Once that boundary was in place, the question shifted from “How do we grow what we have?” to “What are we actually funding, how does it connect to what we’re trying to achieve?” and “how could we approach this differently to optimize resources, leverage partnerships, pursue efficiencies, consider alternative funding and service delivery models? Priority-based budgeting provided a structured way to explore those questions without defaulting to across-the-board reductions.

Making New Options Visible

The work that followed wasn’t about identifying cuts in isolation. It was about building a shared, organization-wide view of programs and services. For Collier County, that meant inventorying and evaluating more than 600 programs and services.

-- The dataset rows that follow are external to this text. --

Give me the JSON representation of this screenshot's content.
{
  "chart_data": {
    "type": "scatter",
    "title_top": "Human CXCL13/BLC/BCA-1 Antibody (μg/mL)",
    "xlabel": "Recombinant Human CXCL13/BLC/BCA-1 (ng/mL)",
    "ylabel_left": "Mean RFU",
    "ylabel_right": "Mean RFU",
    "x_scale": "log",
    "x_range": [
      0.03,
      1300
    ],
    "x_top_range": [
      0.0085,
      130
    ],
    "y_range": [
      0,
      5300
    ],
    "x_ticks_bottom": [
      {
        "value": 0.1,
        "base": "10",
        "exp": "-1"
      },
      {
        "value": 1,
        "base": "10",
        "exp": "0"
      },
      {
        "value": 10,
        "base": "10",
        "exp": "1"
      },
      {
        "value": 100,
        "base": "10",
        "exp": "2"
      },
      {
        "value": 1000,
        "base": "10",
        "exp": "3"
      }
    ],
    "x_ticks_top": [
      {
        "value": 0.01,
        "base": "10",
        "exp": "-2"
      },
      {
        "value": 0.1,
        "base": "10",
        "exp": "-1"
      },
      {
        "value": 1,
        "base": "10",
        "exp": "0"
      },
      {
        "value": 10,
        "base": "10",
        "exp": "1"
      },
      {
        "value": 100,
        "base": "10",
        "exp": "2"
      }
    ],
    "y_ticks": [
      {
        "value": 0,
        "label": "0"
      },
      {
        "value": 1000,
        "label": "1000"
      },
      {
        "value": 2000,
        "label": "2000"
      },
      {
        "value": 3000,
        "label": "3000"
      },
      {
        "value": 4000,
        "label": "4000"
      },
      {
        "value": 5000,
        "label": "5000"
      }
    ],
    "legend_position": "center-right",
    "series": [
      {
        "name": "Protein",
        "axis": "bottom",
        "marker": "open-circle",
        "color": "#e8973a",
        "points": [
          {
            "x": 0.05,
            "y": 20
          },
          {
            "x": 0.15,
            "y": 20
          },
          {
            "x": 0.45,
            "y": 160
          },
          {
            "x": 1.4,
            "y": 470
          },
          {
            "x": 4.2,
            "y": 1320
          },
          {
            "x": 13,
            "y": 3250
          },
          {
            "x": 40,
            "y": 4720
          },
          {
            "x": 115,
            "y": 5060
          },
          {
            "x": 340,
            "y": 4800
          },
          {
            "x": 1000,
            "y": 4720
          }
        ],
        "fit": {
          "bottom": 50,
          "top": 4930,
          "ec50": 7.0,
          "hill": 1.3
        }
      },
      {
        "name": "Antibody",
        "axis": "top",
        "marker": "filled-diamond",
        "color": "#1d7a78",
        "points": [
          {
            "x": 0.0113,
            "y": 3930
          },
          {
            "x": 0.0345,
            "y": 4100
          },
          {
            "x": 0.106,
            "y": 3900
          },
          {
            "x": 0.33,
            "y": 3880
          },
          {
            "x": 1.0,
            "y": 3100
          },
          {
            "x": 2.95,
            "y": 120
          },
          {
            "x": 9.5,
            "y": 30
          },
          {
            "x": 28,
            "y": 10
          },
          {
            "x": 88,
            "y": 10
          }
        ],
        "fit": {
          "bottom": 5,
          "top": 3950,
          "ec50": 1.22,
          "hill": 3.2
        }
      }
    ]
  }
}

Looking at programs through lenses such as cost, impact, and mandate made tradeoffs more concrete. Some services were essential and non-negotiable. Others offered flexibility in how they were delivered or funded. Still others reflected legacy approaches that warranted a closer look. These distinctions are rarely comfortable, but they are often necessary if leaders want to move beyond abstract discussions of efficiency.

With clearer information in hand, leaders could have more grounded conversations about redundancy, duplication, and alternative ways to achieve the same outcomes. That included exploring cost recovery, partnerships, and other adjustments that could preserve service levels while using resources differently. Over time, this discipline helped the county identify significant savings and new revenue opportunities — results that emerged from cumulative decisions rather than a single breakthrough moment.

The Role of People and Trust

Processes and frameworks only go so far. In practice, the durability of any budgeting approach depends on people. In Collier County, many department leaders and staff had long tenures and deep institutional knowledge. Expecting immediate change would have overlooked both the value of that experience and the fatigue that often accompanies repeated reform efforts.

Leadership placed early emphasis on transparency and trust. Establishing clearer cost centers helped make spending more tangible and understandable. Empowering staff to operate with greater flexibility — within defined guidelines — signaled that this work wasn’t about arbitrary cuts or top-down directives. It was about equipping teams with better information and clearer expectations.

Equally important was a shift away from blunt budget instructions toward a programmatic conversation tied to strategic priorities and public input. Instead of asking departments to absorb uniform reductions, leaders focused on how individual programs advanced the county’s mission and where adjustments made sense. That change in posture helped move discussions from defending budgets to examining outcomes.

Thoughts for Other Leaders

Collier County’s experience doesn’t suggest that priority-based budgeting is the right answer in every context, or that change should happen at the same pace everywhere. Public-sector environments vary widely, and so do the constraints leaders face.

What it does suggest is that when leaders are able to create clarity about priorities, tradeoffs, and expectations, budgeting conversations tend to become more productive. Priority-based budgeting can support that clarity by making options visible and by providing a common language for difficult decisions.

For leaders exploring similar approaches, the work begins with committing to a way of thinking, then adopting the structures and tools needed to sustain it. Start with leadership alignment. Be transparent about constraints. Expect to learn and adjust along the way. Over time, that consistency can help organizations move from managing scarcity to making more intentional choices about how resources are used.